Hillary Clinton a résumé l'objectif de cette visite: "Pourquoi un président américain consacre-t-il tout ce temps à l'Asie si rapidement après sa réélection? C'est parce que l'histoire du XXIe siècle s'écrit en grande partie ici".
Obama s'est engagé à "travailler" avec la Chine mais les divergences et les désaccords entre Washington et Pékin demeurent forts, notamment dans les relations commerciales.
A ces tensions, s'ajoutent désormais des différends territoriaux, comme celui qui oppose la Chine et le Japon sur la propriété d'îlots inhabités Diaoyu/Senkaku revendiquée par les deux pays en mer de Chine orientale.
L'autre sujet de préoccupation de la Maison blanche concerne les élections législatives en Israël prévues le 22 janvier et la situation dans les territoires palestiniens.
Le Premier ministre Benjamin Netanyahu, qui avait clairement affiché son soutien à Mitt Romney, espère conserver le pouvoir grâce à l'alliance de son parti, le Likoud, avec les ultra-nationalistes.

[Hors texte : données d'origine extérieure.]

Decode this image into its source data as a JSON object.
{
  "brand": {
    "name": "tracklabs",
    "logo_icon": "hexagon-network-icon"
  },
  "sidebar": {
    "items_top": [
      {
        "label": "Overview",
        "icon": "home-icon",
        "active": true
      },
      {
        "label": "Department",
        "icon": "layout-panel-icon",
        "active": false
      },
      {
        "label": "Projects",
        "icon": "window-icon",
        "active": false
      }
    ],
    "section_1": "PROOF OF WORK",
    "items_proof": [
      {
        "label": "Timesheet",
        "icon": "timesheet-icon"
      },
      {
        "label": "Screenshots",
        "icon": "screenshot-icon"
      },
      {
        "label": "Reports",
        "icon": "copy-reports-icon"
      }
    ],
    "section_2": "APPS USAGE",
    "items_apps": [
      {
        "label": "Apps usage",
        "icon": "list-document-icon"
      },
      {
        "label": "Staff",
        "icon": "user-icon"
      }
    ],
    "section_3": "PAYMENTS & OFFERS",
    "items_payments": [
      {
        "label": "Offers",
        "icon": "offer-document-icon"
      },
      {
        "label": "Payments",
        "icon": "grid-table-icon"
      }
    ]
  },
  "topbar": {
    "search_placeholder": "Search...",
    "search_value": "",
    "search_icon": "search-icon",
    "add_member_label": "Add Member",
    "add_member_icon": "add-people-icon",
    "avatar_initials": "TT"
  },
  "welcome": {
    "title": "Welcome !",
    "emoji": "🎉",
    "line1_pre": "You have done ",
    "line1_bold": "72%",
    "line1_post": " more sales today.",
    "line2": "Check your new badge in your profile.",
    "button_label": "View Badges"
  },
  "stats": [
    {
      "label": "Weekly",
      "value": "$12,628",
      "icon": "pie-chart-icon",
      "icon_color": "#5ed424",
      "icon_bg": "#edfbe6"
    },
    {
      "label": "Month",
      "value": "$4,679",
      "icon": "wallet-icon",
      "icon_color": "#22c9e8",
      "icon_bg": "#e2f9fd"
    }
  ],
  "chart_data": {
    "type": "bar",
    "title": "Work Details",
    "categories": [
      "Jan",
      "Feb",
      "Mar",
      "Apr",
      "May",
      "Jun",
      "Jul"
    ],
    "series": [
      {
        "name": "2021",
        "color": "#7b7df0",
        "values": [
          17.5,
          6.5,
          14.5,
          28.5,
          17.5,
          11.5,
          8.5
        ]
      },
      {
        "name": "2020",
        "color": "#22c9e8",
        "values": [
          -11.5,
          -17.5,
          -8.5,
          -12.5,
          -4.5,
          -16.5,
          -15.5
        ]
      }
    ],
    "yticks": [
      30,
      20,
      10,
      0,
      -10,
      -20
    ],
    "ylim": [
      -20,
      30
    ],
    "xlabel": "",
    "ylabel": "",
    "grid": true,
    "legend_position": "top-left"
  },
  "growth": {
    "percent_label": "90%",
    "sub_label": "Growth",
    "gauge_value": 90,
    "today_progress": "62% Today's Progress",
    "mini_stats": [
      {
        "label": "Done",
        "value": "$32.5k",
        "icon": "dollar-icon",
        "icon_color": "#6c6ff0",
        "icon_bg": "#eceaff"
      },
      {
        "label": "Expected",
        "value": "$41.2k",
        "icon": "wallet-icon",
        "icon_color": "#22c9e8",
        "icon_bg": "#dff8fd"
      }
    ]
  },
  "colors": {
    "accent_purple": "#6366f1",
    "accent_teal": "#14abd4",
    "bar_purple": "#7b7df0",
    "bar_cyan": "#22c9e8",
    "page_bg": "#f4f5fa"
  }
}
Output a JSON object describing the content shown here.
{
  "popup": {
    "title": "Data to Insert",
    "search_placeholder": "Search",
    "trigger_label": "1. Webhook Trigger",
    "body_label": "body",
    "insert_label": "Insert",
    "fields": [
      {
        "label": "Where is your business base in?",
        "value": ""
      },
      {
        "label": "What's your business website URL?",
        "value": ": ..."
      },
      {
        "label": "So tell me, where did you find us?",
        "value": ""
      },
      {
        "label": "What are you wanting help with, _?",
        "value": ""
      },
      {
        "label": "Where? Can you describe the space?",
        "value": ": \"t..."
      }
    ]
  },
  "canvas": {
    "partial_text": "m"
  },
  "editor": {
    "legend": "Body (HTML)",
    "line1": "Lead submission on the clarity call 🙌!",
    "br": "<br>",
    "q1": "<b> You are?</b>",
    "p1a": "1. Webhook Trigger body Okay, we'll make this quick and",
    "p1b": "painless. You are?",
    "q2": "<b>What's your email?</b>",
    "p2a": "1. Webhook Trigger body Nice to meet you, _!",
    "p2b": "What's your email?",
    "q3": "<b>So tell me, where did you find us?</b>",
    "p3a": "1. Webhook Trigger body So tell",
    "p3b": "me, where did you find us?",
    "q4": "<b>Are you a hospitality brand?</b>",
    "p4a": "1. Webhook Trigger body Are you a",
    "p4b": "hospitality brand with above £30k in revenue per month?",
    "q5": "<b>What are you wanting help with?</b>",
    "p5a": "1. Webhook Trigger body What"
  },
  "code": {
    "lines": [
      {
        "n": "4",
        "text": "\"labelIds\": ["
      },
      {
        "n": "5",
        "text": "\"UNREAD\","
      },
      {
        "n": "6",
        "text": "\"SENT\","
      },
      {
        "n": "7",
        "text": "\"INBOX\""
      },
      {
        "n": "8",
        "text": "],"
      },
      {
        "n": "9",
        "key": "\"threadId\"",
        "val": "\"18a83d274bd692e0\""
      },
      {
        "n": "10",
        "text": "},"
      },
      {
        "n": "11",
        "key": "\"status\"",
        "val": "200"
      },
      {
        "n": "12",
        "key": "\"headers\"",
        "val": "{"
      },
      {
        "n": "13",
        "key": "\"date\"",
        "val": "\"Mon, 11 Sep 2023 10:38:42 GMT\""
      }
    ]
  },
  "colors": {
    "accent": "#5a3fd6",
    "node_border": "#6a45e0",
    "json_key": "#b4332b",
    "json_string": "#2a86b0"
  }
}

Les relations entre Netanyahu et Obama demeurent tendues et le président américain ne s'est pas rendu dans l'Etat hébreu, pays dont les Etats-Unis sont le plus solide allié, au cours de son premier mandat.
Le président américain a reconnu que les Israéliens avaient le droit de se défendre face aux récents tirs de roquettes en provenance de la bande de Gaza, il n'est pas sûr qu'il oublie de sitôt que Netanyahu a "roulé" pour son adversaire républicain.